The US economy continued along the path to recovery, as data showed a considerable pick up in durable goods orders for the final phase of 2012, elevating hopes that tomorrow’s GDP figures will be fairly benign. However, the recent resilience shown by the US economy has increased the probability of the Fed’s ending its monetary stimulus much earlier than anticipated.
Meanwhile, the UK continues to bear the brunt of the prevailing weakness in the economy, as a key official from Fitch indicated that Britain could lose its top credit rating. In contrast, the German recovery gathers momentum, as data showed a modest uptick in consumer morale for January.
Pound Sterling – UK Markets
The Pound is hovering close to yesterday’s lows against the greenback and the Euro amid prevailing concerns surrounding the UK economy. Britain’s top notch credit rating remains vulnerable to a downgrade, as a key member from Fitch highlighted that the UK economy faces a "significant" risk of losing its triple-A rating.
The UK Treasury Committee of the House of Commons has indicated that they would ask the incoming Governor of the BoE, Mark Carney, at a hearing next month whether the current policy framework needs to be altered and whether the central bank should take up a decision to drop its current practice of targeting inflation. However, few of the MPC members remain opposed to such an idea, with BoE policy maker David Miles stating that he would opt for a flexible inflation objective instead of having growth targets.
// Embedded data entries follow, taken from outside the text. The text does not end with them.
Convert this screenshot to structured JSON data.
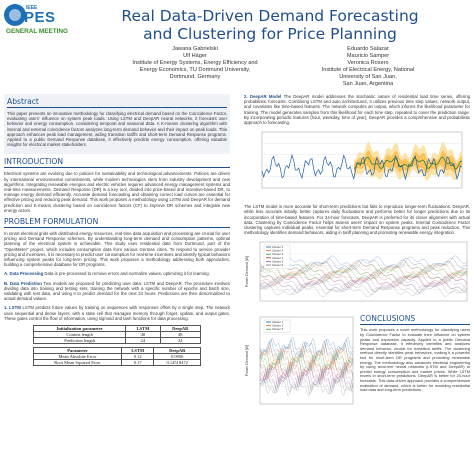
{
  "header": {
    "logo": {
      "ieee": "IEEE",
      "pes": "PES",
      "meeting": "GENERAL MEETING"
    },
    "title_line1": "Real Data-Driven Demand Forecasting",
    "title_line2": "and Clustering for Price Planning",
    "authors_left": [
      "Jawana Gabrielski",
      "Ulf Häger",
      "Institute of Energy Systems, Energy Efficiency and",
      "Energy Economics, TU Dortmund University,",
      "Dortmund, Germany"
    ],
    "authors_right": [
      "Eduardo Salazar",
      "Mauricio Samper",
      "Veronica Rosero",
      "Institute of Electrical Energy, National",
      "University of San Juan,",
      "San Juan, Argentina"
    ]
  },
  "abstract": {
    "heading": "Abstract",
    "text": "This paper presents an innovative methodology for classifying electrical demand based on the Coincidence Factor, evaluating users' influence on system peak loads. Using LSTM and DeepAR neural networks, it forecasts user behavior and energy consumption, considering temporal and seasonal data. A K-means clustering algorithm with internal and external coincidence factors analyzes long-term demand behavior and their impact on peak loads. This approach enhances peak load management, aiding transition tariffs and short-term Demand Response programs. Applied to a public Demand Response database, it effectively predicts energy consumption, offering valuable insights for electrical market stakeholders."
  },
  "introduction": {
    "heading": "INTRODUCTION",
    "text": "Electrical systems are evolving due to policies for sustainability and technological advancements. Policies are driven by international environmental commitments, while modern technologies stem from industry development and new algorithms. Integrating renewable energies and electric vehicles requires advanced energy management systems and real-time measurements. Demand Response (DR) is a key tool, divided into price-based and incentive-based DR, to manage energy demand efficiently. Accurate demand forecasting and obtaining correct load curves are essential for effective pricing and reducing peak demand. This work proposes a methodology using LSTM and DeepAR for demand prediction and K-means clustering based on coincidence factors (CF) to improve DR schemes and integrate new energy actors."
  },
  "problem": {
    "heading": "PROBLEM FORMULATION",
    "text": "In smart electrical grids with distributed energy resources, real-time data acquisition and processing are crucial for user pricing and Demand Response schemes. By understanding long-term demand and consumption patterns, optimal planning of the electrical system is achievable. This study uses residential data from Dortmund, part of the \"OpenMeter\" project, which includes consumption data from various German cities. To respond to service provider pricing and incentives, it is necessary to predict user consumption for real-time incentives and identify typical behaviors influencing system peaks for long-term pricing. This work proposes a methodology addressing both approaches, building a comprehensive database for DR programs.",
    "step_a_label": "A. Data Processing",
    "step_a_text": "Data is pre-processed to remove errors and normalize values, optimizing it for learning.",
    "step_b_label": "B. Data Prediction",
    "step_b_text": "Two models are proposed for predicting user data: LSTM and DeepAR. The procedure involves dividing data into training and testing sets, training the network with a specific number of epochs and batch size, validating with test data, and using it to predict demand for the next 24 hours. Predictions are then denormalized to actual demand values.",
    "step_1_label": "1. LSTM",
    "step_1_text": "LSTM predicts future values by training on sequences with responses offset by a single step. The network uses sequential and dense layers, with a state cell that manages memory through forget, update, and output gates. These gates control the flow of information, using sigmoid and tanh functions for data processing."
  },
  "table1": {
    "rows": [
      [
        "Initialization parameter",
        "LSTM",
        "DeepAR"
      ],
      [
        "Context length",
        "48",
        "48"
      ],
      [
        "Prediction length",
        "24",
        "24"
      ]
    ]
  },
  "table2": {
    "rows": [
      [
        "Parameter",
        "LSTM",
        "DeepAR"
      ],
      [
        "Mean Absolute Error",
        "0.12",
        "0.0956"
      ],
      [
        "Root Mean Squared Error",
        "0.17",
        "0.14518472"
      ]
    ]
  },
  "right_column": {
    "deepar_label": "2. DeepAR Model",
    "deepar_text": "The DeepAR model addresses the stochastic nature of residential load time series, offering probabilistic forecasts. Combining LSTM and auto architectures, it utilizes previous time step values, network output, and covariates like time-based features. The network computes an output, which informs the likelihood parameter for training. The model generates samples from this likelihood for each time step, repeated to cover the prediction range. By incorporating periodic features (hour, weekday, time of year), DeepAR provides a comprehensive and probabilistic approach to forecasting.",
    "result_text": "The LSTM model is more accurate for short-term predictions but fails to reproduce longer-term fluctuations. DeepAR, while less accurate initially, better captures daily fluctuations and performs better for longer predictions due to its incorporation of time-based features. For 24-hour forecasts, DeepAR is preferred for its closer alignment with actual data. Clustering by Coincidence Factor helps assess users' impact on system peaks. Internal Coincidence Factor clustering captures individual peaks, essential for short-term Demand Response programs and peak reduction. This methodology identifies demand behaviors, aiding in tariff planning and promoting renewable energy integration.",
    "conclusions_heading": "CONCLUSIONS",
    "conclusions_text": "This work proposes a novel methodology for classifying users by Coincidence Factor to evaluate their influence on system peaks and expansion capacity. Applied to a public Demand Response database, it effectively identifies and analyzes demand behavior, crucial for transition tariffs. The clustering method directly identifies peak behaviors, making it a powerful tool for short-term DR programs and promoting renewable energy. The methodology also advances electrical engineering by using recurrent neural networks (LSTM and DeepAR) to predict energy consumption and market prices. While LSTM excels in short-term predictions, DeepAR is better for 24-hour forecasts. This data-driven approach provides a comprehensive evaluation of demand, which is better for modeling residential load data and long-term predictions."
  },
  "charts": {
    "colors": {
      "band": "#f6b73c",
      "band_light": "#fbe2a8",
      "line": "#1e5fa8",
      "cluster1": "#1e5fa8",
      "cluster2": "#e07b2d",
      "cluster3": "#3a9a3a",
      "cluster4": "#c22f2f",
      "cluster5": "#8a5cb8",
      "cluster6": "#777777"
    },
    "legend_labels": [
      "Cluster 1",
      "Cluster 2",
      "Cluster 3",
      "Cluster 4",
      "Cluster 5",
      "Cluster 6"
    ],
    "ylabel": "Power Demand [W]"
  }
}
With another day of no major economic releases from the UK, cues from external markets will hold the key to determine the near term trend for Sterling. Additionally, mortgage approvals data due for release tomorrow would be closely watched for gauging the success of the lending scheme.
US Dollar – US Markets
The US Dollar is trading flat against the Euro today, as market participants stayed on the sidelines ahead of today’s FOMC meeting. Traders await for clues on the central bank’s stance on the current monetary stimulus. Moreover, Fitch indicated that the recent debt deal in the US has lowered chances of an immediate downgrade of the nation’s credit rating.
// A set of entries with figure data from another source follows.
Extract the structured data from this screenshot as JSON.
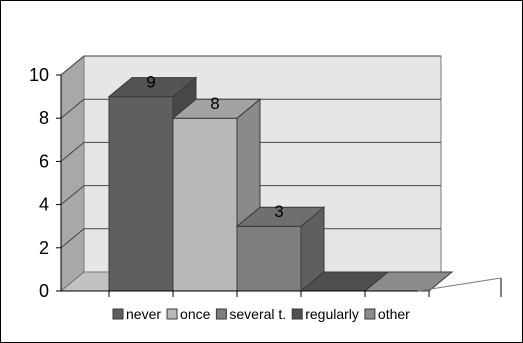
{
  "chart_data": {
    "type": "bar",
    "three_d": true,
    "categories": [
      "never",
      "once",
      "several t.",
      "regularly",
      "other"
    ],
    "values": [
      9,
      8,
      3,
      0,
      0
    ],
    "data_labels": [
      "9",
      "8",
      "3",
      "",
      ""
    ],
    "ylim": [
      0,
      10
    ],
    "y_ticks": [
      0,
      2,
      4,
      6,
      8,
      10
    ],
    "y_tick_labels": [
      "0",
      "2",
      "4",
      "6",
      "8",
      "10"
    ],
    "grid": true,
    "legend_position": "bottom",
    "title": "",
    "xlabel": "",
    "ylabel": "",
    "colors": [
      "#5f5f5f",
      "#b8b8b8",
      "#7e7e7e",
      "#4f4f4f",
      "#8c8c8c"
    ],
    "wall_color": "#e6e6e6",
    "side_wall_color": "#a8a8a8",
    "floor_color": "#c2c2c2"
  }
}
Meanwhile, the US economy appears to have ended the fourth quarter on a strong footing, as data indicated that durable goods orders in the US rebounded strongly in the final month of 2012. However, it remains to be seen whether the ISM manufacturing data due later in the week echoes similar results. The Dallas Fed manufacturing index declined marginally but stayed well above market estimates for this month, while pending home sales unexpectedly slipped for December.
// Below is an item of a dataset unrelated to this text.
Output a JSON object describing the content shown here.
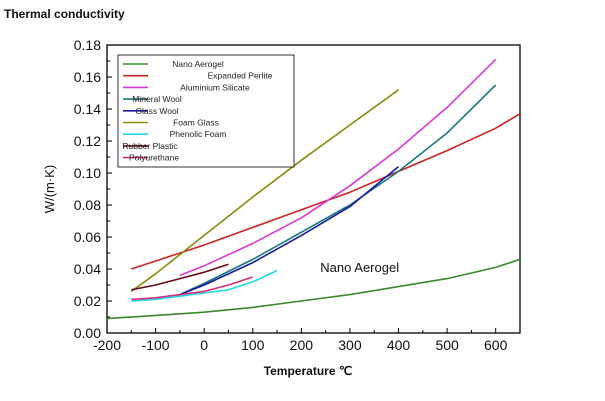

The US consumer confidence data is likely to be a key trend setter for today’s session, while the build up to Fed’s monetary policy decision and fourth quarter GDP figures scheduled for release tomorrow will remain the key factors determining the near term trend for the greenback.
Euro – European Markets
The Euro has remained range bound against the US Dollar and the Pound in today’s trading session, as traders await cues from the other side of the Atlantic.
In the midst of a prolonged recession in Spain and with the nation’s labour market consistently reeling under pressure, the EU budget enforcer, Olli Rehn, has signalled that Spain’s budget targets could be relaxed. The ECB President, Mario Draghi, has warned that failure to finalise an aid package for Cyprus could be detrimental for the Euro zone economy and could hurt the growing confidence over the region’s economy following the unveiling of the OMT plan. Despite the positive response to Ireland’s recent bond auction, the nation still appears to be reeling under the recent debt crisis, as Moody’s reiterated its ‘Negative’ outlook on the Irish banking system.
However, GfK consumer confidence figures came as a breather as consumer sentiment in Germany climbed for February, reflecting the strength in the nation’s labour market. Meanwhile, external cues would be closely watched for further direction.
Other Currencies – Highlights
The New Zealand Dollar recovered sharply from yesterday’s lows, as upbeat trade balance data from the island nation boosted demand of the Kiwi Dollar. Data showed that New Zealand unexpectedly posted a merchandise trade surplus of NZ$486 million in December, largely supported by a stronger export figure.
Meanwhile, the key highlight for the weekly session remains the Reserve Bank of New Zealand’s monetary policy decision slated later this week, wherein the central bank is expected to leave its benchmark interest rate untouched. Meanwhile, building permits data scheduled for release later today could have a bearing on the currency markets.
Apart from domestic cues, the Kiwi Dollar is also expected to track developments from the US during the course of the week in order to gauge the risk appetite among market participants.